In one embodiment, the container may include a particle filter to filter out coffee grounds or similar sediments found in other beverages.

Finally, the trigger mechanism is one which conveniently is hand-operated, for example by squeezing, and operable to control ingress of the gas and/or liquid into the dispensing unit and/or egress of the gas-liquid mixture from the foam-dispensing assembly.

The system of the present invention can be used for dispensing any of the beverages described in the preamble above. This list is provided for exemplification purposes only and therefore not be regarded as exhaustive. For example, the device can also be used to rejuvenate flat beer and the like. In one embodiment, the device is especially useful for dispensing cold-brewed coffee; preferably where the average particle size of the fines within the coffee brew are less than a hundred microns.

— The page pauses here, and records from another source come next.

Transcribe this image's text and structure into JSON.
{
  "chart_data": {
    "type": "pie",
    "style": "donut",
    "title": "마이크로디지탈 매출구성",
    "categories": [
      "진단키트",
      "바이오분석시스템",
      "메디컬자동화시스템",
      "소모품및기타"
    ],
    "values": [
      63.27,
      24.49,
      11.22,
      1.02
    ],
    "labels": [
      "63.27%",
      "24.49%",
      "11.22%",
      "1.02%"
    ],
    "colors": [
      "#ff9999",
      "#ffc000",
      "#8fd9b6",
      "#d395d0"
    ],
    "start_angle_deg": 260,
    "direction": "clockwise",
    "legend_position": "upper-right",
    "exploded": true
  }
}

In another embodiment, it is also useful in producing foamed tea, coffee or other cold beverages which have been augmented with various flavourings; for example with spices, herbs or the like which have been introduced into the container along with the beverage or one of its components before the device is used. In yet another embodiment, it has been found that foamed dairy products such as foamed cream or milk can easily be produced.

BRIEF DESCRIPTION OF DRAWINGS

The system of the present invention is illustrated by the attached Figures where:

FIG. 1 shows a perspective view of a foamed liquid dispensing system according to the present invention;

FIG. 2 shows a cross-sectional side elevation of a foamed liquid dispensing system according to the present invention; and

FIG. 3 shows a representation of an example of a user interface suitable for use in the system of the present invention incorporating a digital display means.

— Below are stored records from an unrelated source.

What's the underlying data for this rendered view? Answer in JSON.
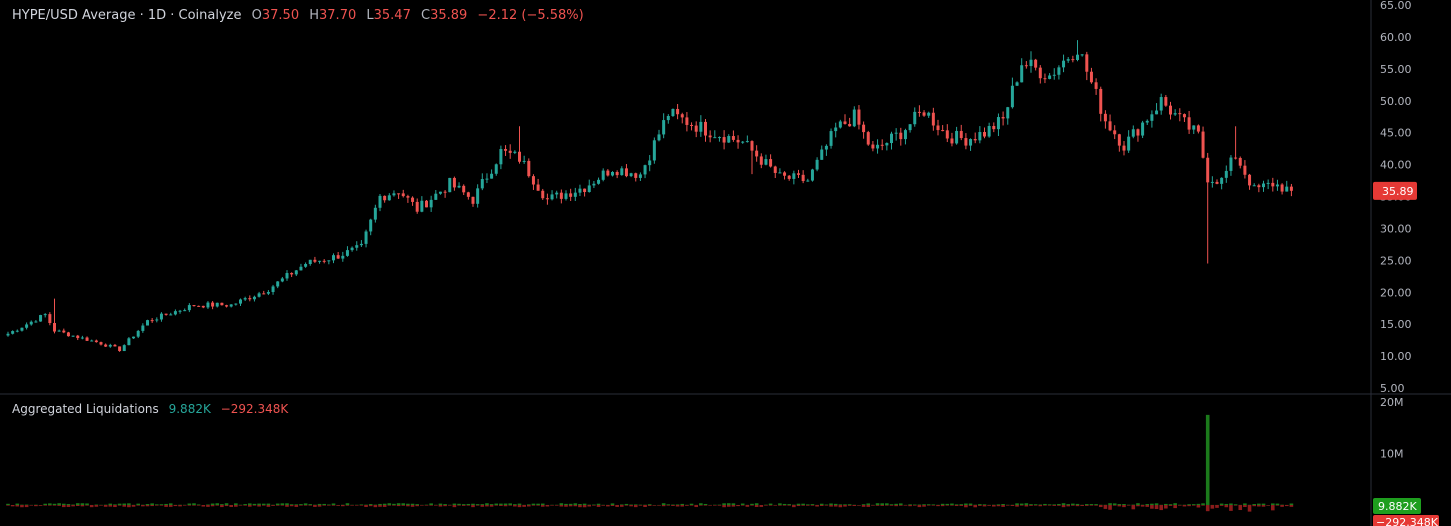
{
  "header": {
    "symbol": "HYPE/USD Average · 1D · Coinalyze",
    "open_label": "O",
    "open": "37.50",
    "high_label": "H",
    "high": "37.70",
    "low_label": "L",
    "low": "35.47",
    "close_label": "C",
    "close": "35.89",
    "change": "−2.12 (−5.58%)"
  },
  "liquidations": {
    "title": "Aggregated Liquidations",
    "long_value": "9.882K",
    "short_value": "−292.348K"
  },
  "colors": {
    "up": "#26a69a",
    "down": "#ef5350",
    "liq_up": "#1b7a1b",
    "liq_down": "#8b1c1c",
    "badge_green": "#1e9e1e",
    "badge_red": "#e53935"
  },
  "chart_data": [
    {
      "type": "candlestick",
      "title": "HYPE/USD Average · 1D · Coinalyze",
      "y_ticks": [
        "65.00",
        "60.00",
        "55.00",
        "50.00",
        "45.00",
        "40.00",
        "35.00",
        "30.00",
        "25.00",
        "20.00",
        "15.00",
        "10.00",
        "5.00"
      ],
      "ylim": [
        5,
        65
      ],
      "last_price_label": "35.89",
      "key_points": [
        {
          "i": 0,
          "v": 13.5
        },
        {
          "i": 8,
          "v": 16.5
        },
        {
          "i": 10,
          "v": 14.0
        },
        {
          "i": 20,
          "v": 12.0
        },
        {
          "i": 24,
          "v": 11.0
        },
        {
          "i": 30,
          "v": 15.5
        },
        {
          "i": 40,
          "v": 18.0
        },
        {
          "i": 48,
          "v": 18.0
        },
        {
          "i": 56,
          "v": 20.5
        },
        {
          "i": 64,
          "v": 24.5
        },
        {
          "i": 70,
          "v": 25.5
        },
        {
          "i": 76,
          "v": 27.0
        },
        {
          "i": 80,
          "v": 35.0
        },
        {
          "i": 84,
          "v": 36.0
        },
        {
          "i": 88,
          "v": 33.0
        },
        {
          "i": 95,
          "v": 37.0
        },
        {
          "i": 100,
          "v": 34.5
        },
        {
          "i": 106,
          "v": 42.0
        },
        {
          "i": 110,
          "v": 41.0
        },
        {
          "i": 116,
          "v": 34.5
        },
        {
          "i": 124,
          "v": 36.5
        },
        {
          "i": 130,
          "v": 39.5
        },
        {
          "i": 136,
          "v": 38.5
        },
        {
          "i": 142,
          "v": 48.0
        },
        {
          "i": 150,
          "v": 45.5
        },
        {
          "i": 158,
          "v": 43.5
        },
        {
          "i": 166,
          "v": 38.0
        },
        {
          "i": 172,
          "v": 37.5
        },
        {
          "i": 178,
          "v": 45.5
        },
        {
          "i": 182,
          "v": 47.5
        },
        {
          "i": 186,
          "v": 42.0
        },
        {
          "i": 192,
          "v": 45.0
        },
        {
          "i": 197,
          "v": 48.5
        },
        {
          "i": 202,
          "v": 44.5
        },
        {
          "i": 206,
          "v": 44.0
        },
        {
          "i": 210,
          "v": 45.0
        },
        {
          "i": 214,
          "v": 47.0
        },
        {
          "i": 218,
          "v": 56.0
        },
        {
          "i": 224,
          "v": 54.0
        },
        {
          "i": 230,
          "v": 58.5
        },
        {
          "i": 236,
          "v": 47.0
        },
        {
          "i": 240,
          "v": 43.0
        },
        {
          "i": 244,
          "v": 46.5
        },
        {
          "i": 248,
          "v": 50.0
        },
        {
          "i": 252,
          "v": 47.0
        },
        {
          "i": 256,
          "v": 44.5
        },
        {
          "i": 258,
          "v": 38.0
        },
        {
          "i": 261,
          "v": 37.5
        },
        {
          "i": 264,
          "v": 41.5
        },
        {
          "i": 268,
          "v": 36.0
        },
        {
          "i": 272,
          "v": 37.0
        },
        {
          "i": 276,
          "v": 35.89
        }
      ],
      "wick_events": [
        {
          "i": 10,
          "high": 19.0
        },
        {
          "i": 110,
          "high": 46.0
        },
        {
          "i": 160,
          "low": 38.5
        },
        {
          "i": 258,
          "low": 24.5
        },
        {
          "i": 264,
          "high": 46.0
        },
        {
          "i": 230,
          "high": 59.5
        }
      ]
    },
    {
      "type": "bar",
      "title": "Aggregated Liquidations",
      "y_ticks": [
        "20M",
        "10M"
      ],
      "ylim": [
        -2,
        20
      ],
      "spike": {
        "i": 258,
        "value": 17.5
      },
      "last_long_label": "9.882K",
      "last_short_label": "−292.348K"
    }
  ]
}
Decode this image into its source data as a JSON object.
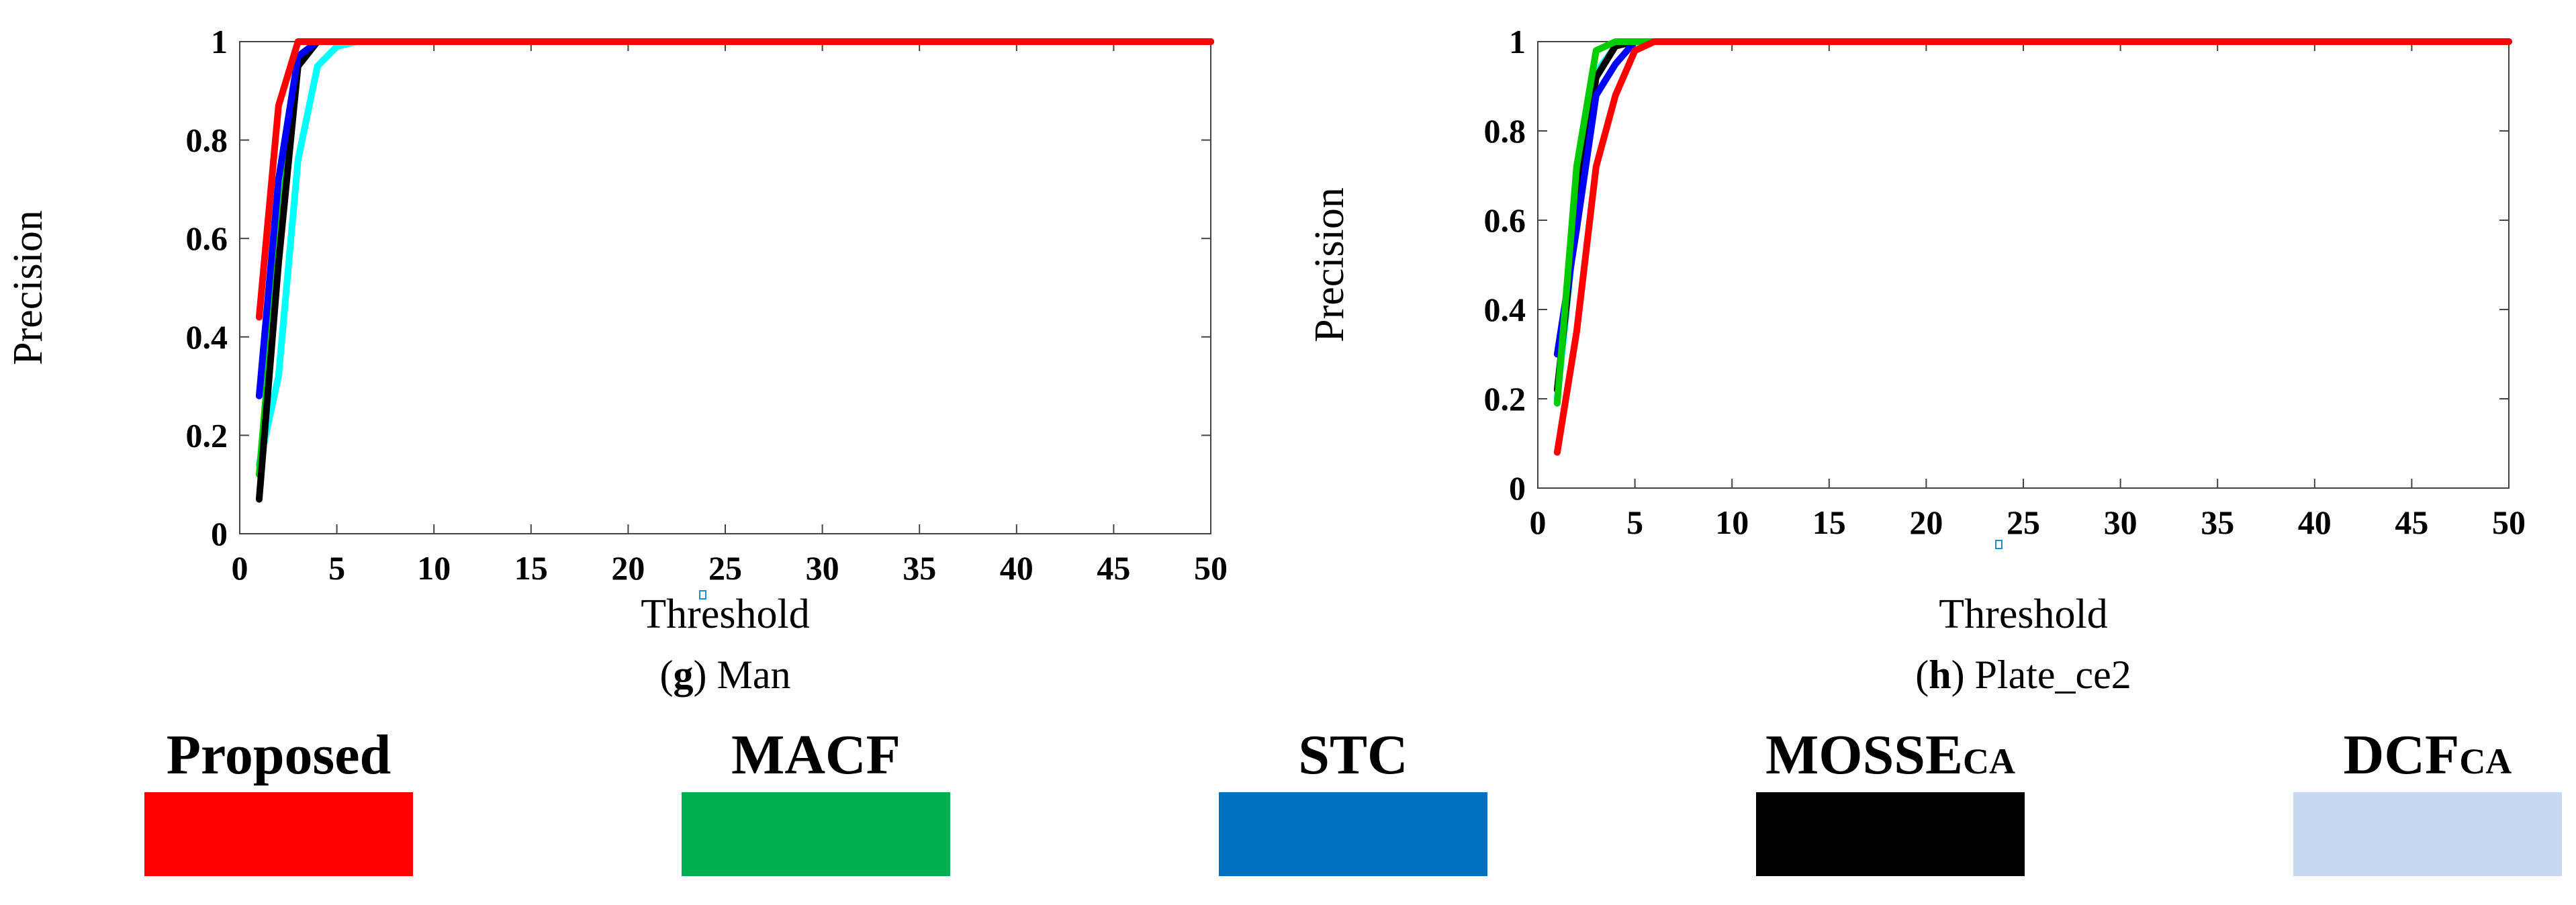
{
  "legend": [
    {
      "label": "Proposed",
      "sub": "",
      "swatch_color": "#ff0000"
    },
    {
      "label": "MACF",
      "sub": "",
      "swatch_color": "#00b050"
    },
    {
      "label": "STC",
      "sub": "",
      "swatch_color": "#0070c0"
    },
    {
      "label": "MOSSE",
      "sub": "CA",
      "swatch_color": "#000000"
    },
    {
      "label": "DCF",
      "sub": "CA",
      "swatch_color": "#c5d9f1"
    }
  ],
  "chart_data": [
    {
      "type": "line",
      "caption_letter": "g",
      "caption_text": " Man",
      "title": "",
      "xlabel": "Threshold",
      "ylabel": "Precision",
      "xlim": [
        0,
        50
      ],
      "ylim": [
        0,
        1
      ],
      "xticks": [
        0,
        5,
        10,
        15,
        20,
        25,
        30,
        35,
        40,
        45,
        50
      ],
      "yticks": [
        0,
        0.2,
        0.4,
        0.6,
        0.8,
        1
      ],
      "xtick_labels": [
        "0",
        "5",
        "10",
        "15",
        "20",
        "25",
        "30",
        "35",
        "40",
        "45",
        "50"
      ],
      "ytick_labels": [
        "0",
        "0.2",
        "0.4",
        "0.6",
        "0.8",
        "1"
      ],
      "series": [
        {
          "name": "DCFCA",
          "color": "#00ffff",
          "x": [
            1,
            2,
            3,
            4,
            5,
            6,
            50
          ],
          "y": [
            0.14,
            0.32,
            0.76,
            0.95,
            0.99,
            1,
            1
          ]
        },
        {
          "name": "MACF",
          "color": "#00cc00",
          "x": [
            1,
            2,
            3,
            4,
            50
          ],
          "y": [
            0.12,
            0.58,
            0.97,
            1,
            1
          ]
        },
        {
          "name": "MOSSECA",
          "color": "#000000",
          "x": [
            1,
            2,
            3,
            4,
            50
          ],
          "y": [
            0.07,
            0.55,
            0.95,
            1,
            1
          ]
        },
        {
          "name": "STC",
          "color": "#0000ff",
          "x": [
            1,
            2,
            3,
            4,
            50
          ],
          "y": [
            0.28,
            0.72,
            0.97,
            1,
            1
          ]
        },
        {
          "name": "Proposed",
          "color": "#ff0000",
          "x": [
            1,
            2,
            3,
            50
          ],
          "y": [
            0.44,
            0.87,
            1,
            1
          ]
        }
      ]
    },
    {
      "type": "line",
      "caption_letter": "h",
      "caption_text": " Plate_ce2",
      "title": "",
      "xlabel": "Threshold",
      "ylabel": "Precision",
      "xlim": [
        0,
        50
      ],
      "ylim": [
        0,
        1
      ],
      "xticks": [
        0,
        5,
        10,
        15,
        20,
        25,
        30,
        35,
        40,
        45,
        50
      ],
      "yticks": [
        0,
        0.2,
        0.4,
        0.6,
        0.8,
        1
      ],
      "xtick_labels": [
        "0",
        "5",
        "10",
        "15",
        "20",
        "25",
        "30",
        "35",
        "40",
        "45",
        "50"
      ],
      "ytick_labels": [
        "0",
        "0.2",
        "0.4",
        "0.6",
        "0.8",
        "1"
      ],
      "series": [
        {
          "name": "DCFCA",
          "color": "#00ffff",
          "x": [
            1,
            2,
            3,
            4,
            5,
            50
          ],
          "y": [
            0.2,
            0.62,
            0.93,
            0.99,
            1,
            1
          ]
        },
        {
          "name": "MOSSECA",
          "color": "#000000",
          "x": [
            1,
            2,
            3,
            4,
            5,
            50
          ],
          "y": [
            0.22,
            0.62,
            0.92,
            0.99,
            1,
            1
          ]
        },
        {
          "name": "STC",
          "color": "#0000ff",
          "x": [
            1,
            2,
            3,
            4,
            5,
            50
          ],
          "y": [
            0.3,
            0.58,
            0.88,
            0.95,
            1,
            1
          ]
        },
        {
          "name": "MACF",
          "color": "#00cc00",
          "x": [
            1,
            2,
            3,
            4,
            5,
            50
          ],
          "y": [
            0.19,
            0.72,
            0.98,
            1,
            1,
            1
          ]
        },
        {
          "name": "Proposed",
          "color": "#ff0000",
          "x": [
            1,
            2,
            3,
            4,
            5,
            6,
            50
          ],
          "y": [
            0.08,
            0.35,
            0.72,
            0.88,
            0.98,
            1,
            1
          ]
        }
      ]
    }
  ]
}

DETAILED DESCRIPTION OF THE INVENTION

As shown in FIG. 1 and FIG. 2, a foamed liquid dispensing system 1 comprises a container 2 connectable to and removable from a gas charging unit 3. The liquid to be foamed, for example coffee, is loaded into the container. The gas charging unit 3 incorporates a gas compressor 5 which is able to charge the container with pressurized gas. In the example illustrated, the gas provided to the container is air. The unit 3 also includes a gas micro pressure sensor (not shown) incorporated into a control unit 6, and a user interface 4. The micro pressure sensor is situated close to the junction between the container 2 and the gas charging unit 3.

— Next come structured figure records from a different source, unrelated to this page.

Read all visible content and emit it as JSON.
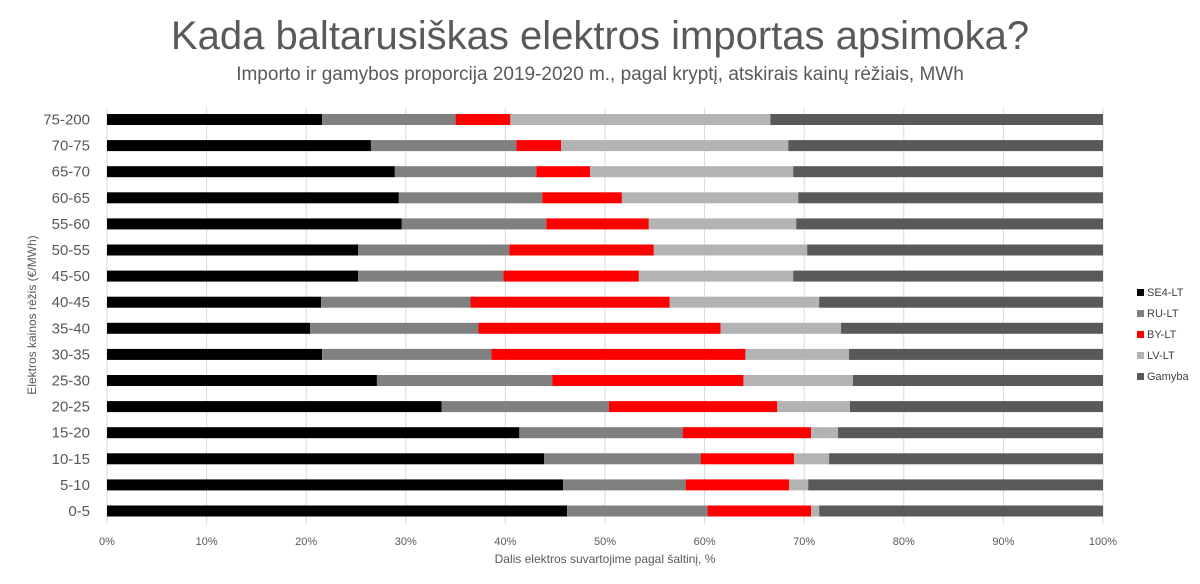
{
  "chart_data": {
    "type": "bar",
    "orientation": "horizontal",
    "stacked": "percent",
    "title": "Kada baltarusiškas elektros importas apsimoka?",
    "subtitle": "Importo ir gamybos proporcija 2019-2020 m., pagal kryptį, atskirais kainų rėžiais, MWh",
    "xlabel": "Dalis elektros suvartojime pagal šaltinį, %",
    "ylabel": "Elektros kainos rėžis (€/MWh)",
    "xlim": [
      0,
      100
    ],
    "x_ticks": [
      "0%",
      "10%",
      "20%",
      "30%",
      "40%",
      "50%",
      "60%",
      "70%",
      "80%",
      "90%",
      "100%"
    ],
    "grid": true,
    "legend_position": "right",
    "categories": [
      "75-200",
      "70-75",
      "65-70",
      "60-65",
      "55-60",
      "50-55",
      "45-50",
      "40-45",
      "35-40",
      "30-35",
      "25-30",
      "20-25",
      "15-20",
      "10-15",
      "5-10",
      "0-5"
    ],
    "series": [
      {
        "name": "SE4-LT",
        "color": "#000000",
        "values": [
          21.6,
          26.5,
          28.9,
          29.3,
          29.6,
          25.2,
          25.2,
          21.5,
          20.4,
          21.6,
          27.1,
          33.6,
          41.4,
          43.9,
          45.8,
          46.2
        ]
      },
      {
        "name": "RU-LT",
        "color": "#808080",
        "values": [
          13.4,
          14.6,
          14.2,
          14.4,
          14.5,
          15.2,
          14.6,
          15.0,
          16.9,
          17.0,
          17.6,
          16.8,
          16.4,
          15.7,
          12.3,
          14.1
        ]
      },
      {
        "name": "BY-LT",
        "color": "#ff0000",
        "values": [
          5.5,
          4.5,
          5.4,
          8.0,
          10.3,
          14.5,
          13.6,
          20.0,
          24.3,
          25.5,
          19.2,
          16.9,
          12.9,
          9.4,
          10.4,
          10.4
        ]
      },
      {
        "name": "LV-LT",
        "color": "#b3b3b3",
        "values": [
          26.1,
          22.8,
          20.4,
          17.7,
          14.8,
          15.4,
          15.5,
          15.0,
          12.1,
          10.4,
          11.0,
          7.3,
          2.7,
          3.5,
          1.9,
          0.8
        ]
      },
      {
        "name": "Gamyba",
        "color": "#595959",
        "values": [
          33.4,
          31.6,
          31.1,
          30.6,
          30.8,
          29.7,
          31.1,
          28.5,
          26.3,
          25.5,
          25.1,
          25.4,
          26.6,
          27.5,
          29.6,
          28.5
        ]
      }
    ]
  }
}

FIG. 3 shows an example of a user interface 4 in more detail. Here, a touch-sensitive digital display 7 allows a user to set a desired final gas pressure by repeated activation of the button marked ‘SET’ each of which increases the pressure value by 0.5 bar (50 kPa). The desired final pressure is displayed on the screen. The example shown also permits the selection of one of two pre-set final pressure values by sequential activation of the ‘6/8’ button shown which sets the desired final gas pressure of either 6.0 or 8.0 bar (600 or 800 kPa). Activation of the button marked ‘START’ begins a charging cycle whereby the control unit 6 instructs the gas compressor 5 to charge the container with air. It will be understood that FIG. 3 is merely illustrative, and that other text, markings or symbols may be alternatively used.

The pressure sensor continuously monitors the pressure of gas within the container and so once a charging cycle has been initiated, the pressure in the container rises until the pressure sensor senses that the desired final pressure has been reached. The control unit then instructs the gas compressor to stop the flow of gas into the container.

Once the container has been pressurized with air to the desired pressure, the container 2 may be removed from the gas charging unit 3 and its contents dispensed.